Il 4 febbraio, con la sua abituale dignitosa discrezione, il germanista, filosofo e saggista Anacleto Verrecchia ha cessato improvvisamente la sua collaborazione con la vita, sorprendendo la moglie Silvana, il suo lucherino come lui la chiamava, che custodiva con attenzione la sua salute diventata cagionevole. Il lucherino è stata ed è la testimone di una vita operosa e inquieta, trascorsa tra esperienze diverse in Italia, Austria e Germania, da cui Verrecchia traeva linfa per le sue opere di viaggiatore della cultura. Questo sito l’ha più volte citato e da ultimo per recensire il secondo dei suoi libri di viaggi culturali “La stufa dell’Anticristo” pubblicato recentemente, come altri suoi libri, dall’editore torinese Fogola.

Non è riuscito a vedere né l’edizione delle sue “Mercuriali” a cui stava lavorando né la ristampa di “Cieli d’Italia” presso l’editrice “Il prato” di Padova, una raccolta di racconti, riveduta e ampliata e riproposta con nuovo titolo.

Con Verrecchia il settimanale “Tuttolibri” della “Stampa” di Torino perde un critico attento e originale, che giudicava gli autori non per amicizia, ma per i valori intrinseci del libro e creava un connubio recensore-recensito del tutto originale anche quando, e capitò più volte, il giudizio non fu positivo.

Le sue tappe culturali portano tutte alla stessa fonte: la classicità.

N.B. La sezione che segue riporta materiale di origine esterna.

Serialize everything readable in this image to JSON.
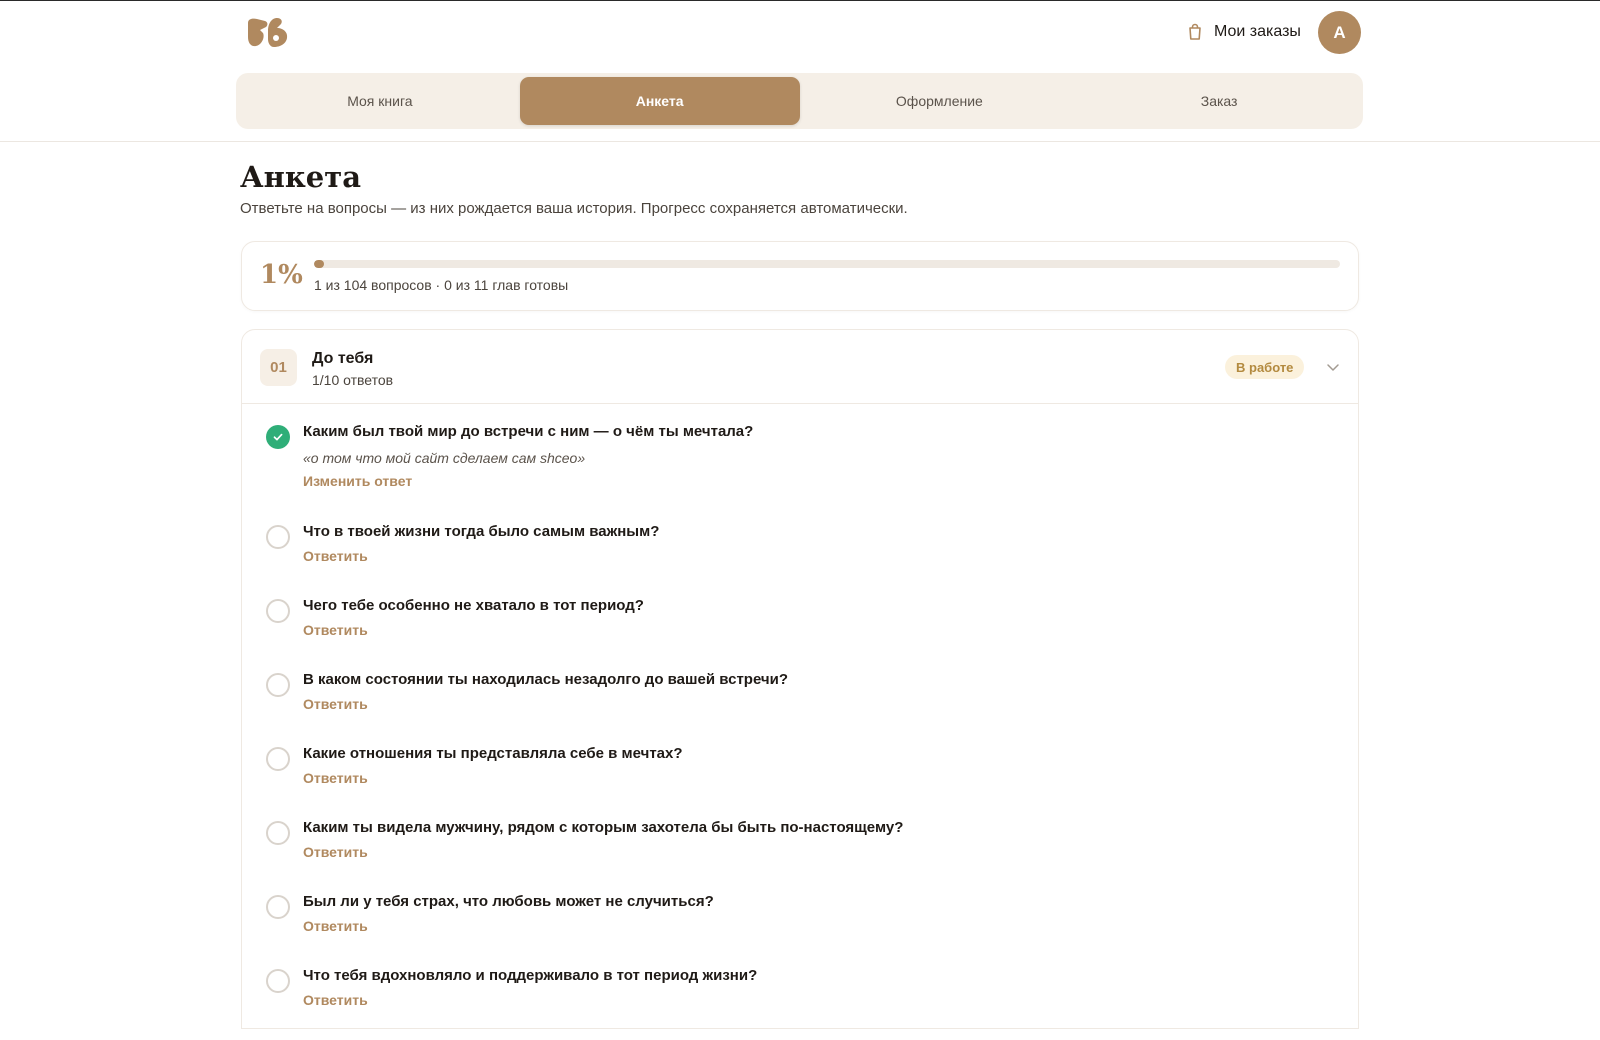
{
  "header": {
    "orders_label": "Мои заказы",
    "avatar_initial": "А"
  },
  "tabs": [
    {
      "label": "Моя книга",
      "active": false
    },
    {
      "label": "Анкета",
      "active": true
    },
    {
      "label": "Оформление",
      "active": false
    },
    {
      "label": "Заказ",
      "active": false
    }
  ],
  "page": {
    "title": "Анкета",
    "subtitle": "Ответьте на вопросы — из них рождается ваша история. Прогресс сохраняется автоматически."
  },
  "progress": {
    "percent_label": "1%",
    "fraction": 0.01,
    "summary": "1 из 104 вопросов · 0 из 11 глав готовы"
  },
  "chapter": {
    "number": "01",
    "title": "До тебя",
    "count": "1/10 ответов",
    "status": "В работе",
    "questions": [
      {
        "text": "Каким был твой мир до встречи с ним — о чём ты мечтала?",
        "answered": true,
        "answer": "«о том что мой сайт сделаем сам shceo»",
        "action": "Изменить ответ"
      },
      {
        "text": "Что в твоей жизни тогда было самым важным?",
        "answered": false,
        "action": "Ответить"
      },
      {
        "text": "Чего тебе особенно не хватало в тот период?",
        "answered": false,
        "action": "Ответить"
      },
      {
        "text": "В каком состоянии ты находилась незадолго до вашей встречи?",
        "answered": false,
        "action": "Ответить"
      },
      {
        "text": "Какие отношения ты представляла себе в мечтах?",
        "answered": false,
        "action": "Ответить"
      },
      {
        "text": "Каким ты видела мужчину, рядом с которым захотела бы быть по-настоящему?",
        "answered": false,
        "action": "Ответить"
      },
      {
        "text": "Был ли у тебя страх, что любовь может не случиться?",
        "answered": false,
        "action": "Ответить"
      },
      {
        "text": "Что тебя вдохновляло и поддерживало в тот период жизни?",
        "answered": false,
        "action": "Ответить"
      }
    ]
  },
  "colors": {
    "accent": "#b0895f",
    "accent_soft": "#f5efe7",
    "success": "#2fae78",
    "badge_bg": "#fbf1dc",
    "badge_text": "#b38a3f"
  },
  "icons": {
    "logo": "brand-logo-icon",
    "orders": "shopping-bag-icon",
    "chevron": "chevron-down-icon",
    "check": "check-icon"
  }
}
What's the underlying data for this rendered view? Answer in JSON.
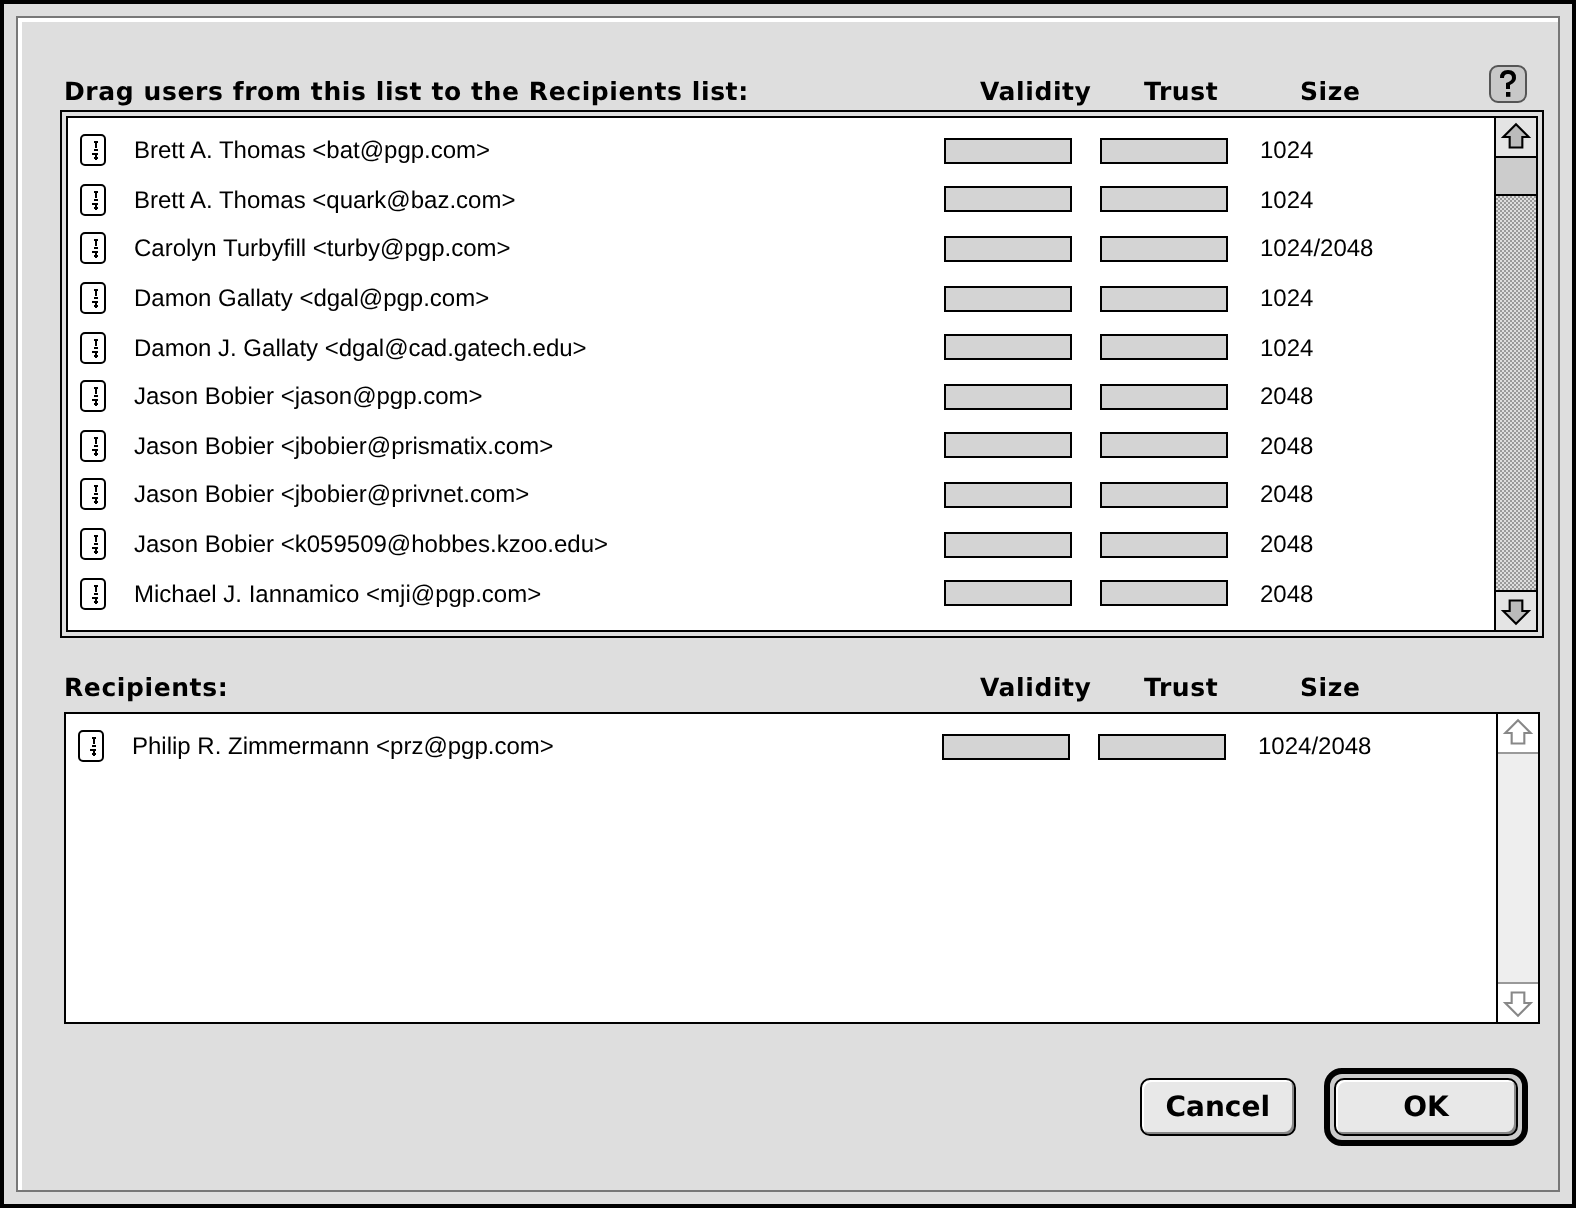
{
  "keyring": {
    "heading": "Drag users from this list to the Recipients list:",
    "columns": [
      "Validity",
      "Trust",
      "Size"
    ],
    "scrollable": true,
    "rows": [
      {
        "user": "Brett A. Thomas <bat@pgp.com>",
        "validity": {
          "level": 0
        },
        "trust": {
          "level": 0
        },
        "size": "1024"
      },
      {
        "user": "Brett A. Thomas <quark@baz.com>",
        "validity": {
          "level": 0
        },
        "trust": {
          "level": 0
        },
        "size": "1024"
      },
      {
        "user": "Carolyn Turbyfill <turby@pgp.com>",
        "validity": {
          "level": 0
        },
        "trust": {
          "level": 0
        },
        "size": "1024/2048"
      },
      {
        "user": "Damon Gallaty <dgal@pgp.com>",
        "validity": {
          "level": 0
        },
        "trust": {
          "level": 0
        },
        "size": "1024"
      },
      {
        "user": "Damon J. Gallaty <dgal@cad.gatech.edu>",
        "validity": {
          "level": 0
        },
        "trust": {
          "level": 0
        },
        "size": "1024"
      },
      {
        "user": "Jason Bobier <jason@pgp.com>",
        "validity": {
          "level": 0
        },
        "trust": {
          "level": 0
        },
        "size": "2048"
      },
      {
        "user": "Jason Bobier <jbobier@prismatix.com>",
        "validity": {
          "level": 0
        },
        "trust": {
          "level": 0
        },
        "size": "2048"
      },
      {
        "user": "Jason Bobier <jbobier@privnet.com>",
        "validity": {
          "level": 0
        },
        "trust": {
          "level": 0
        },
        "size": "2048"
      },
      {
        "user": "Jason Bobier <k059509@hobbes.kzoo.edu>",
        "validity": {
          "level": 0
        },
        "trust": {
          "level": 0
        },
        "size": "2048"
      },
      {
        "user": "Michael J. Iannamico <mji@pgp.com>",
        "validity": {
          "level": 0
        },
        "trust": {
          "level": 0
        },
        "size": "2048"
      }
    ]
  },
  "recipients": {
    "heading": "Recipients:",
    "columns": [
      "Validity",
      "Trust",
      "Size"
    ],
    "scrollable": false,
    "rows": [
      {
        "user": "Philip R. Zimmermann <prz@pgp.com>",
        "validity": {
          "level": 0
        },
        "trust": {
          "level": 0
        },
        "size": "1024/2048"
      }
    ]
  },
  "buttons": [
    {
      "label": "Cancel",
      "default": false
    },
    {
      "label": "OK",
      "default": true
    }
  ]
}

I suoi autori prediletti: Ovidio, Scipione, Petrarca, Giordano Bruno, Goethe, Schopenhauer, Lichtenberg, Nietzsche, Martinetti, Prezzolini, che lo onorò della sua amicizia. Tutti, vicini e lontani nel tempo, li ricambiò con pagine ammirate e, come nel caso di Nietzsche, pietose.

Fu studioso attento fino all’acribia, liberando i personaggi da incrostazioni e sedimenti; per questo meriterebbe anche l’appellativo di storico. Non mancano pagine umoristiche come per la “Vispa Teresa” dedicata a uno Schopenhauer viaggiatore in Italia, ma il suo umorismo è talvolta nascosto in uno stile personalissimo eppur classico, in cui si rivela l’amore per la parola emarginata dal frettoloso eloquio giornalistico e televisivo, che segna purtroppo la viltà dei nostri giorni. Questo atteggiamento non solo con gli italiani, sciatti e superficiali, ma anche con i tedeschi, dei quali padroneggiava la lingua, non risparmiava critiche motivate, come impone l’onestà intellettuale, che non fa distinzione di lingue e culture. E che cosa ne ricavò? I tedeschi più intelligenti lo avevano in grande rispetto: riceveva a Torino frequenti visite di amici e ammiratori viennesi e berlinesi. L’amore per la moglie Silvana e la fedeltà non gli impedivano di ammirare le donne di cultura, di cui decantava l’avvenenza e – forse senza accorgersene – subendo il fascino della loro intelligenza.

Non troviamo miglior commiato se non l’attesa delle sue opere postume in cui continua a vivere il suo spirito elevato.